Het Rijk heeft in de SVIR drie doelen geformuleerd om Nederland concurrerend, bereikbaar, leefbaar en veilig te houden voor de middellange termijn (2028):
Nationale belangen
Met de Structuurvisie zet het kabinet het roer om in het nationale ruimtelijke beleid. Het Rijk kiest voor een selectievere inzet van rijksbeleid op slechts 13 nationale belangen. Voor deze belangen is het Rijk verantwoordelijk en wil het resultaten boeken. Buiten deze 13 belangen hebben decentrale overheden beleidsvrijheid.

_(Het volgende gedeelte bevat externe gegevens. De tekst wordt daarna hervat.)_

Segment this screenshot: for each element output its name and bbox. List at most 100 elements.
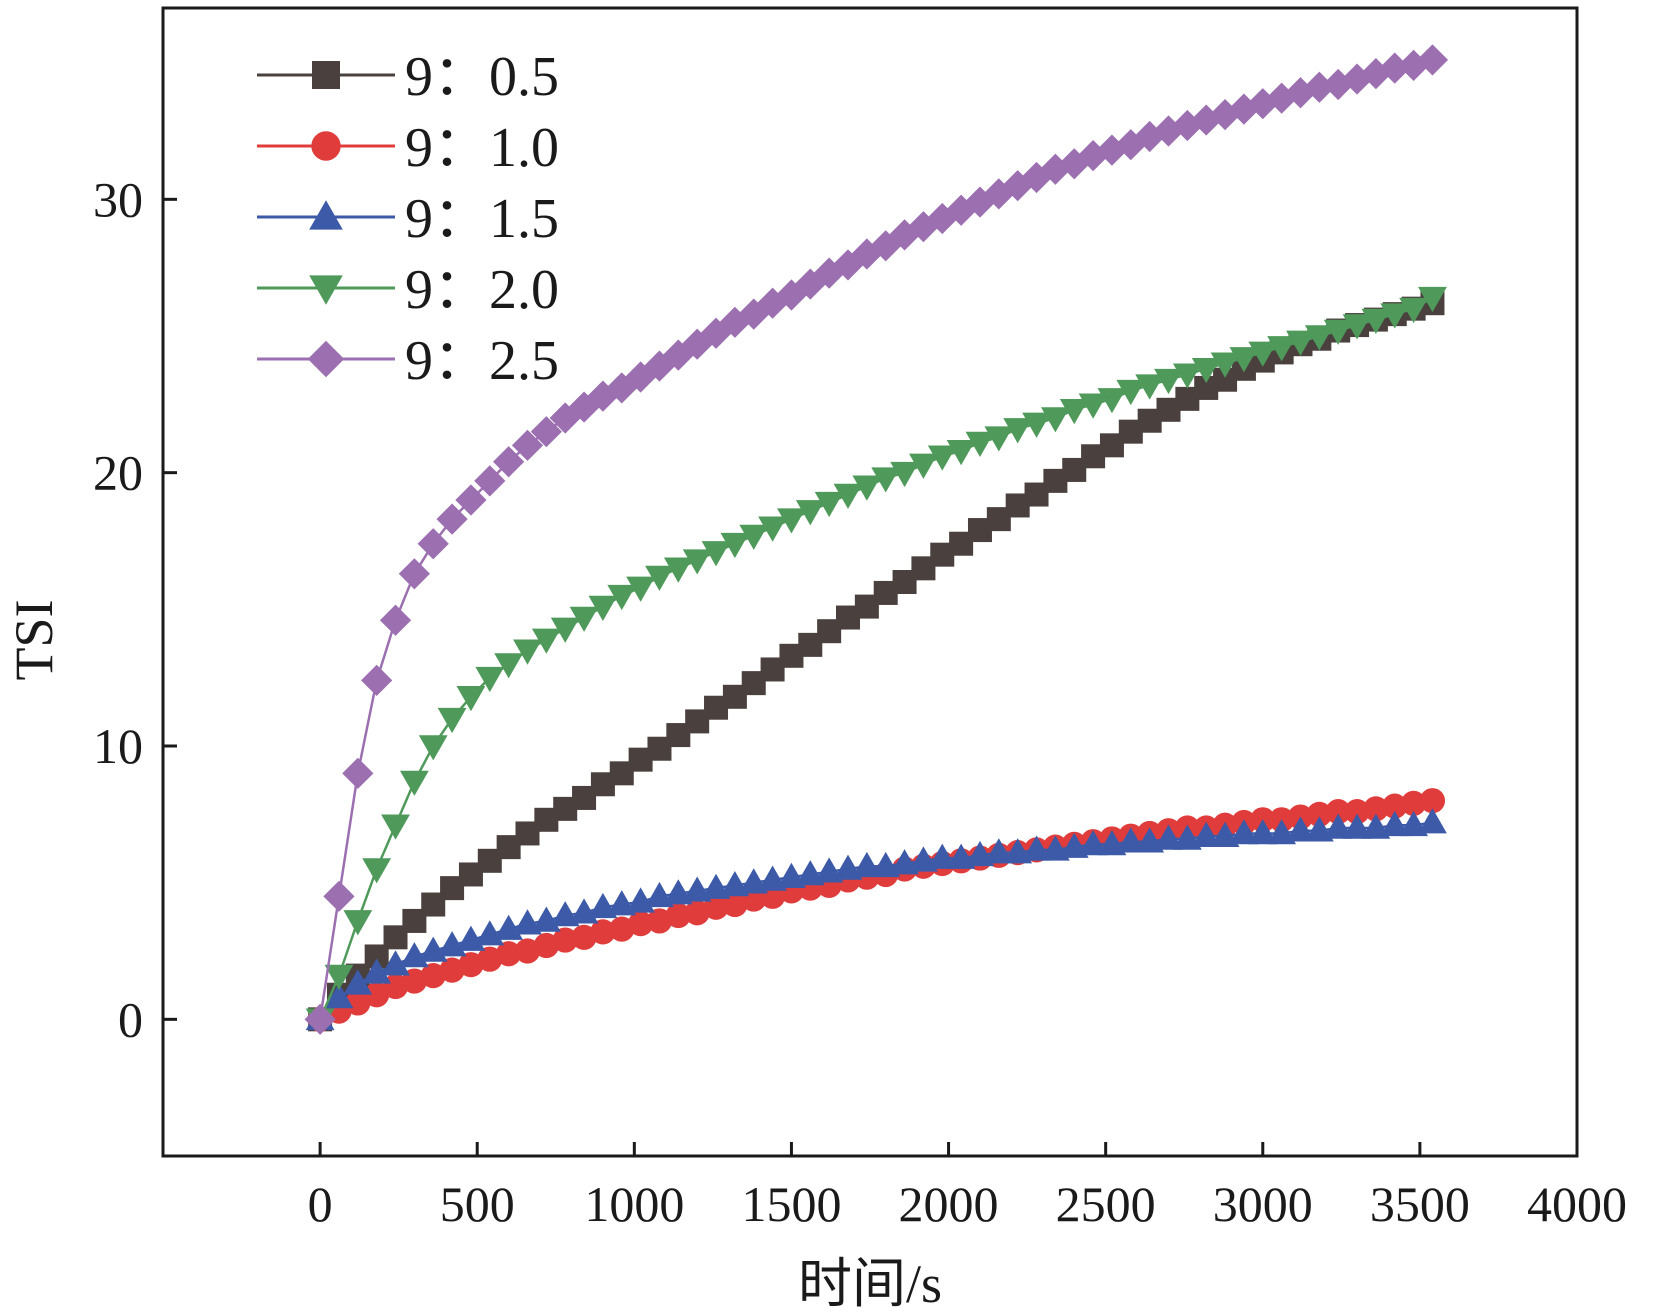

Voor het plangebied zijn de volgende nationale belangen van toepassing:
Ladder voor duurzame verstedelijking
Om een zorgvuldig gebruik van de schaarse ruimte te bevorderen, wordt een ladder voor duurzame verstedelijking geïntroduceerd voor stedelijke ontwikkelingen (zoals woningbouwlocaties). Dat betekent: eerst kijken of er vraag is naar een bepaalde nieuwe ontwikkeling, vervolgens kijken of het bestaande stedelijk gebied of bestaande bebouwing kan worden hergebruikt en mocht nieuwbouw echt nodig zijn, dan altijd zorgen voor een optimale inpassing en multimodale bereikbaarheid.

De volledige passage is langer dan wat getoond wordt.